The hero of this dazzling novel by American master E. L. Doctorow is Joe, a young man on the run in the depths of the Great Depression. A late-summer night finds him alone and shivering beside a railroad track in the Adirondack mountains when a private railcar passes. Brightly lit windows reveal well-dressed men at a table and, in another compartment, a beautiful girl holding up a white dress before her naked form. Joe will follow the track to the mysterious estate at Loon Lake, where he finds the girl along with a tycoon, an aviatrix, a drunken poet, and a covey of gangsters. Here Joe’s fate will play out in this powerful story of ambition, aggression, and identity. Loon Lake is another stunning achievement of this acclaimed author.
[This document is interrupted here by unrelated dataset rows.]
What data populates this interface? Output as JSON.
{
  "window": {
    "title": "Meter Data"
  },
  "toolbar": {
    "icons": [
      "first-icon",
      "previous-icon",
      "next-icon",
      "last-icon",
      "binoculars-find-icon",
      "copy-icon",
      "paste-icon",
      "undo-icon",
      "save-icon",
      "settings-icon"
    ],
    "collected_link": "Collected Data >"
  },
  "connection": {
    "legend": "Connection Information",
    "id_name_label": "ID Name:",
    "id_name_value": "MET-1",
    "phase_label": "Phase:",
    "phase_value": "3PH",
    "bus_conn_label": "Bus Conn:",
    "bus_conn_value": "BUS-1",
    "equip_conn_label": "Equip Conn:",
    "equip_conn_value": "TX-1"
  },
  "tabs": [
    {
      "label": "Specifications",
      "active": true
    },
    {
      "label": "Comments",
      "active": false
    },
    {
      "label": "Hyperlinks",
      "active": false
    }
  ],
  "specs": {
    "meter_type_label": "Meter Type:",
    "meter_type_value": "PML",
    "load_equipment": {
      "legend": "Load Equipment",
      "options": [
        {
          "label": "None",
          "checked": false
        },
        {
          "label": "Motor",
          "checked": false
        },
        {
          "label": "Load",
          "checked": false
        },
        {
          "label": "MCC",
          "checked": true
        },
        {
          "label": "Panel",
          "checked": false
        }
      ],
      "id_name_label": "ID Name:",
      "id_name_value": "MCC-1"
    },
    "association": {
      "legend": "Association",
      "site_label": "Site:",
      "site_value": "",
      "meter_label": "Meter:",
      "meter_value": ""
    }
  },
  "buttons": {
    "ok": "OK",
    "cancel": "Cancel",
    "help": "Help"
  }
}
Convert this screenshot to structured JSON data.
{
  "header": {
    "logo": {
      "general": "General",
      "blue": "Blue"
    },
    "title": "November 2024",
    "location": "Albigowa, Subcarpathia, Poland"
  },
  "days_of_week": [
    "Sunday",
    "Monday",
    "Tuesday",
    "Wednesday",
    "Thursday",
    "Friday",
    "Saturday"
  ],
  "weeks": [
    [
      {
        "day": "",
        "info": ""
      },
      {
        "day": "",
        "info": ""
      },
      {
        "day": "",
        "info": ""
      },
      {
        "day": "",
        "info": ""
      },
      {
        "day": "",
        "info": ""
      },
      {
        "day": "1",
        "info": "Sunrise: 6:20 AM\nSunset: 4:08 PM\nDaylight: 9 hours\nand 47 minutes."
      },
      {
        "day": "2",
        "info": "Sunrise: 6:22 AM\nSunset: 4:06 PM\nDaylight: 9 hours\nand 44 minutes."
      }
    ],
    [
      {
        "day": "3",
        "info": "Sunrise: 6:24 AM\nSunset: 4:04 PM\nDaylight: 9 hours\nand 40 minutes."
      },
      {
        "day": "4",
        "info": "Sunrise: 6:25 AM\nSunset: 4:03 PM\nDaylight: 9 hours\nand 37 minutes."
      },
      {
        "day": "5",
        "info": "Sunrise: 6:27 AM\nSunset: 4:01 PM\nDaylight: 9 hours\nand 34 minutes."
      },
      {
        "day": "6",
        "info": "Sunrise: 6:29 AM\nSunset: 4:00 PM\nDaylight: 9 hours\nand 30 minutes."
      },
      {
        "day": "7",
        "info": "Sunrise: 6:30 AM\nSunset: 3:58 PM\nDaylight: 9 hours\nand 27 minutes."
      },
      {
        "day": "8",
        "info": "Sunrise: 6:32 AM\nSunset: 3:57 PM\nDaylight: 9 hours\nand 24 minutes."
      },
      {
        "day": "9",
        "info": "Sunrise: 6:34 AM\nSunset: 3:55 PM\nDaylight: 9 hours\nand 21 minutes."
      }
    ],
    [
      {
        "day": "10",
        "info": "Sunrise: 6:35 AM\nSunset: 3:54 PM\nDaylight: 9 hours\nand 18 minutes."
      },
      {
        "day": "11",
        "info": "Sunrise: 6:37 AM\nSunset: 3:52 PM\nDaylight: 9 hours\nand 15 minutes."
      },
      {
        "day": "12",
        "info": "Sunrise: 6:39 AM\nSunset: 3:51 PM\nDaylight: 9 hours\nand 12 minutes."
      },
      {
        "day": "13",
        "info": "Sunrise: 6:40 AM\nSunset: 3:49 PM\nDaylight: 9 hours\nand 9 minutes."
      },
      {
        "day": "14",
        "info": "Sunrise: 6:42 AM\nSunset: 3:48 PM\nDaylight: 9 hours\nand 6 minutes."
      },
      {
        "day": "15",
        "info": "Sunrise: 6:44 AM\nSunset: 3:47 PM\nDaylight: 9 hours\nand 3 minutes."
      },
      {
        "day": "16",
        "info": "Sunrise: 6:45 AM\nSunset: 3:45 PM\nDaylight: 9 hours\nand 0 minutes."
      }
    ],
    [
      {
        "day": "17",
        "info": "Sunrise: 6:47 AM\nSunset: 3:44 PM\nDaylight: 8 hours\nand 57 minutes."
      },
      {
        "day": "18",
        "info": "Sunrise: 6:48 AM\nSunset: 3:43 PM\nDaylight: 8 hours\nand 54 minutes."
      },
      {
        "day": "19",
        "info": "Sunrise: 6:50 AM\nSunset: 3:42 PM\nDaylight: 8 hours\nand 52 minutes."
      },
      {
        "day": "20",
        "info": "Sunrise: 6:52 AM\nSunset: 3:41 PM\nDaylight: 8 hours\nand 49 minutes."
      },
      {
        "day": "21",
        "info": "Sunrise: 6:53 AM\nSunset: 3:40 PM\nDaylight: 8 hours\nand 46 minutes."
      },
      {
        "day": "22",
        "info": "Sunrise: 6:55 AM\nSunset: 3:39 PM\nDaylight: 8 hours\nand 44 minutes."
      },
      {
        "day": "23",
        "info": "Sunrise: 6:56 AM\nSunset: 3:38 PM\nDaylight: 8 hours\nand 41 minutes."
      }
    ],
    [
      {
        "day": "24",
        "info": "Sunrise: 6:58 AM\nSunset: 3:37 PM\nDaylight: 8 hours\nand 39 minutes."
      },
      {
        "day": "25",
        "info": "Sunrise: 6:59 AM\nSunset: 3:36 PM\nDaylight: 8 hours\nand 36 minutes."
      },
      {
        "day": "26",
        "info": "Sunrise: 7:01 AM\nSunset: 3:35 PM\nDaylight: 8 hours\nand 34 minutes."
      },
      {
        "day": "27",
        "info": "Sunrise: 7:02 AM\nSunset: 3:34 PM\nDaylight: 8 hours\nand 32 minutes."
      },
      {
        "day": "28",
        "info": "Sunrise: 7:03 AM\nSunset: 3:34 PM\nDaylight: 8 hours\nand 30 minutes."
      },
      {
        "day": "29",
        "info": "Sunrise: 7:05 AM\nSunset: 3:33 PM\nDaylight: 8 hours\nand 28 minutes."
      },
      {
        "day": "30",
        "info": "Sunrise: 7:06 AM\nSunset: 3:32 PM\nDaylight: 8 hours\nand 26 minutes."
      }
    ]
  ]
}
“Powerful . . . [a] complex and haunting meditation on modern American history.” –The New York Times
“A genuine thriller . . . a marvelous exploration of the complexities and contradictions of the American dream . . . Not under any circumstances would we reveal the truly shattering climax.” –The Dallas Morning News
“A dazzling performance . . . [Loon Lake] anatomizes America with insight, passion, and inventiveness.” –The Washington Post Book World
“Hypnotic . . . tantalizes long after it has ended.” –Time
“Compelling . . . brilliantly done.” –St. Louis Post-Dispatch
E. L. Doctorow’s works of fiction include Homer & Langley, The March, Billy Bathgate, Ragtime, The Book of Daniel, City of God, Welcome to Hard Times, Loon Lake, World’s Fair, The Waterworks, and All the Time in the World. Among his honors are the National Book Award, three National Book Critics Circle awards, two PEN/Faulkner awards, the Edith Wharton Citation for Fiction, and the presidentially conferred National Humanities Medal. In 2009 he was short-listed for the Man Booker International Prize honoring a writer’s lifetime achievement in fiction, and in 2012 he won the PEN/Saul Bellow Award for Achievement in American Fiction, given to an author whose “scale of achievement over a sustained career [places] him . . . in the highest rank of American literature.” In 2013 the American Academy of Arts and Letters awarded him the Gold Medal for Fiction.